You nailed it describing your 'dirty (guilty) pleasure'. 

Agree, Aerocino is probably the best standalone milk Frother I've tried. Purchased a Dualit equivalent that had great reviews on John Lewis website but disappointingly it just doesn't heat the milk enough imo. I never liked the taste of UHT milk used in Tassimo pods and so was looking for a device that would allow me to use my own milk (usually semi-skimmed) when making Lattes or Cappas.


----------



## DoubleShot (Apr 23, 2014)

mikesmith181

Not sure if you're aware but the seasonal Nespresso offer in the build up to Xmas of a free £75 credit (£25 off on three separate orders of pods/accessories etc) just ended on 31/01/15? It was one of the main reasons I purchased a Lattisima a year ago as it effectively reduced the cost of the machine by almost 50%!


----------



## sergeyklimanov1990 (Nov 28, 2019)

Hi!!! I have a question.
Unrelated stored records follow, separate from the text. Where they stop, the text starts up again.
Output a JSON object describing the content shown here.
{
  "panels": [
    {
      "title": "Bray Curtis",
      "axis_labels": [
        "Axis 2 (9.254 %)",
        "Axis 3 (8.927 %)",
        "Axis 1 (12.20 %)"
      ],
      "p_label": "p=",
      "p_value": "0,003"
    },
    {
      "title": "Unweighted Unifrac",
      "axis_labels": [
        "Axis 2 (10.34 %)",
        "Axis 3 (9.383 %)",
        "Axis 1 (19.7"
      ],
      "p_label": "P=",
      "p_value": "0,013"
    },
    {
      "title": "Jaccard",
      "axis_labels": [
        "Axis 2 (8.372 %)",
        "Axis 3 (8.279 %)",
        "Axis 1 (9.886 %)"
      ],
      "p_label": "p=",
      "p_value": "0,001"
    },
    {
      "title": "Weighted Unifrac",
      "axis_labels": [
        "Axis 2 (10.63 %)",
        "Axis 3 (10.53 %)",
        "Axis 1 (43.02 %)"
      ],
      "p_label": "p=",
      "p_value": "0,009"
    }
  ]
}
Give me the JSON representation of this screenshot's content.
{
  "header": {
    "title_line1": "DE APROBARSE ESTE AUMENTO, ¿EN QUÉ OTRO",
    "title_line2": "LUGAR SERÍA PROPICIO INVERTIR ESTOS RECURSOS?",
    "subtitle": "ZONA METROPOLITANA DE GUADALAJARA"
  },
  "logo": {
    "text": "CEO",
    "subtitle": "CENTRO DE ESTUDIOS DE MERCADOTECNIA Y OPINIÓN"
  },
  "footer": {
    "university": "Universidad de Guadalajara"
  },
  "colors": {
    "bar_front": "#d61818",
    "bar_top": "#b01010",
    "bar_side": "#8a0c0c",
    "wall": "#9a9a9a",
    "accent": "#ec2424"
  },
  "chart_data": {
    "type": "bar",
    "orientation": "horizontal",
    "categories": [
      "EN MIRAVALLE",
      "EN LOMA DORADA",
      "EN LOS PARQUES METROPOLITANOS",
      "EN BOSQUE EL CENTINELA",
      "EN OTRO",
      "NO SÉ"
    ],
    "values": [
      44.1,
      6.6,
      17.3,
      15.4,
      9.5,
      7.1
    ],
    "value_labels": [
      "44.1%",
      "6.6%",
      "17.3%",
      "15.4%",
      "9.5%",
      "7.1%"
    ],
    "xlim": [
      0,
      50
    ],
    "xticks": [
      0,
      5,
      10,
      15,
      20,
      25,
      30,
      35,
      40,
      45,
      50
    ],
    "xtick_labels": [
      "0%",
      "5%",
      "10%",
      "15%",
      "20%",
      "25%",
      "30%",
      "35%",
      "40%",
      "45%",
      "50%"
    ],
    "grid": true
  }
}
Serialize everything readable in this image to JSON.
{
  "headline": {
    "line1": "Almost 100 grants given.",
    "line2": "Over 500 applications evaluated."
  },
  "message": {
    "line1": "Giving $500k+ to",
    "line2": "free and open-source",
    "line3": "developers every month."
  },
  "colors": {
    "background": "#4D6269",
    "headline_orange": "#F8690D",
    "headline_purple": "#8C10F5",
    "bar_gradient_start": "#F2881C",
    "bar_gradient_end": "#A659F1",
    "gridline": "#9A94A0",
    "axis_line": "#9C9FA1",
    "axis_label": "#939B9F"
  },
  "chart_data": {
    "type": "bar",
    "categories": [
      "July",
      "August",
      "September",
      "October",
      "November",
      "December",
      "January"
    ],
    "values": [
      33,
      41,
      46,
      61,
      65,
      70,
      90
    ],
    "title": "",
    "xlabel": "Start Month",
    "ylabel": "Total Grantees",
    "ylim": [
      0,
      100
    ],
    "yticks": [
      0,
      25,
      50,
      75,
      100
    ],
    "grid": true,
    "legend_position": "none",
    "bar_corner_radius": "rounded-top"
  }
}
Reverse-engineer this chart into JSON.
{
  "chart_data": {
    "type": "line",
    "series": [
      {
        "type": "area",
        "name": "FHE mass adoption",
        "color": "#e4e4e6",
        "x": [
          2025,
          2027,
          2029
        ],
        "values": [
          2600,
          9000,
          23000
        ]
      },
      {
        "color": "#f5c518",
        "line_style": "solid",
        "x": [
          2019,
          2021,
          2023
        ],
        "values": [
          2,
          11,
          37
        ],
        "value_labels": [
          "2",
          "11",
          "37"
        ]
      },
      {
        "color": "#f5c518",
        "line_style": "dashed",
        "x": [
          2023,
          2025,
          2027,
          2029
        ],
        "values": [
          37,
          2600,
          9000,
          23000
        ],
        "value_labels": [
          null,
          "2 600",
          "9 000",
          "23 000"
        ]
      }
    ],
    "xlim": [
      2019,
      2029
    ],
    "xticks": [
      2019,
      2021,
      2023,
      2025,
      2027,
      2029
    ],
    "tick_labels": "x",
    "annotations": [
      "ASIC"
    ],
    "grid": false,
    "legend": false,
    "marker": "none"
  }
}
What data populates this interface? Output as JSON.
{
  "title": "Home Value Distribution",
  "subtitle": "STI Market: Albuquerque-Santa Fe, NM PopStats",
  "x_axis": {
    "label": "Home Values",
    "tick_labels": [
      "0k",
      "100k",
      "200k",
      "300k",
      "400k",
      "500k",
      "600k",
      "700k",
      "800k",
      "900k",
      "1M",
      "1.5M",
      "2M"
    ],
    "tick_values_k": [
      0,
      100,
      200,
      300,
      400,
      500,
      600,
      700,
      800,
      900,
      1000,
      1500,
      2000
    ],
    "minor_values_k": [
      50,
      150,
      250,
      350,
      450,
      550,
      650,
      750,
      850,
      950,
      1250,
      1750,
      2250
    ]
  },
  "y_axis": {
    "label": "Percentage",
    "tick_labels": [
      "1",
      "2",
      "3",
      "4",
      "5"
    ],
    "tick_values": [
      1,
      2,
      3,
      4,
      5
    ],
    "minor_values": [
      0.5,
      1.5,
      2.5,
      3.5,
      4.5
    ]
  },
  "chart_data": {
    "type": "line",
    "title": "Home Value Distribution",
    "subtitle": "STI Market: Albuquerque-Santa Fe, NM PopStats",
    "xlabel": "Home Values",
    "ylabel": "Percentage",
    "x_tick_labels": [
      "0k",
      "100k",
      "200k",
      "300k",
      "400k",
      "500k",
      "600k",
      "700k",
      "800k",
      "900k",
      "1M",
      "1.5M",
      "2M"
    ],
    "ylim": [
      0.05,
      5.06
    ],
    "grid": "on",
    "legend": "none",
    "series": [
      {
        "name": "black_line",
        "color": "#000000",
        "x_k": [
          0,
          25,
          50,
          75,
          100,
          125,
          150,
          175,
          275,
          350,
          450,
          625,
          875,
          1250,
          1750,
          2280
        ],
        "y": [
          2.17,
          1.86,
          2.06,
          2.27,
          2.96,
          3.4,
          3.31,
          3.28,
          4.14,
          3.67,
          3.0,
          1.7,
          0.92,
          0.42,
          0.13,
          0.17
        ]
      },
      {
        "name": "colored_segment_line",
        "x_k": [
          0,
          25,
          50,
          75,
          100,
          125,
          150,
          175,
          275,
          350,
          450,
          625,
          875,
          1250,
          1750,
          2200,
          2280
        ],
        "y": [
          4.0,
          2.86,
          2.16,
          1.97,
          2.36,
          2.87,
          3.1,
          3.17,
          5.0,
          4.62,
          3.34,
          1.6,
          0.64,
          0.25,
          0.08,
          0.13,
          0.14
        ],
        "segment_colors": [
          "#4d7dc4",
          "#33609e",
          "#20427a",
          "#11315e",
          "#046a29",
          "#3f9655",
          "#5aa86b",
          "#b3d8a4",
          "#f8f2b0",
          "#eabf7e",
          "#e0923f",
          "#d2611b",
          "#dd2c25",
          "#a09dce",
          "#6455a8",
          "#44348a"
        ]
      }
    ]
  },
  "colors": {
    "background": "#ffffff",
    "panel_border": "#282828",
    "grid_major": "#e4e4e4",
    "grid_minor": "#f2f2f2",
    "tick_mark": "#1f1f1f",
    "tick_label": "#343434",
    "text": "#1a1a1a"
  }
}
In this review, https://milkfrothertop.com/nespresso-lattissima-pro-review/ it was said that the coffee machine can only use Lattissima capsules. Is this true, or can I use capsules from other manufacturers?


----------



## MildredM (Feb 13, 2017)

sergeyklimanov1990 said:


> Hi!!! I have a question. In this review, https://milkfrothertop.com/nespresso-lattissima-pro-review/ it was said that the coffee machine can only use Lattissima capsules. Is this true, or can I use capsules from other manufacturers?


 Hi, have you tried asking the reviewerer?


----------



## sergeyklimanov1990 (Nov 28, 2019)

MildredM said:


> Hi, have you tried asking the reviewerer?


 Yes but he doesn't answer.


----------



## MWJB (Feb 28, 2012)

sergeyklimanov1990 said:


> Yes but he doesn't answer.


 The review says you can use the typical "ristretto/espresso/lungo" Nespresso capsules.

I'm not aware there is a Latissima capsule, only original & vertuo.


----------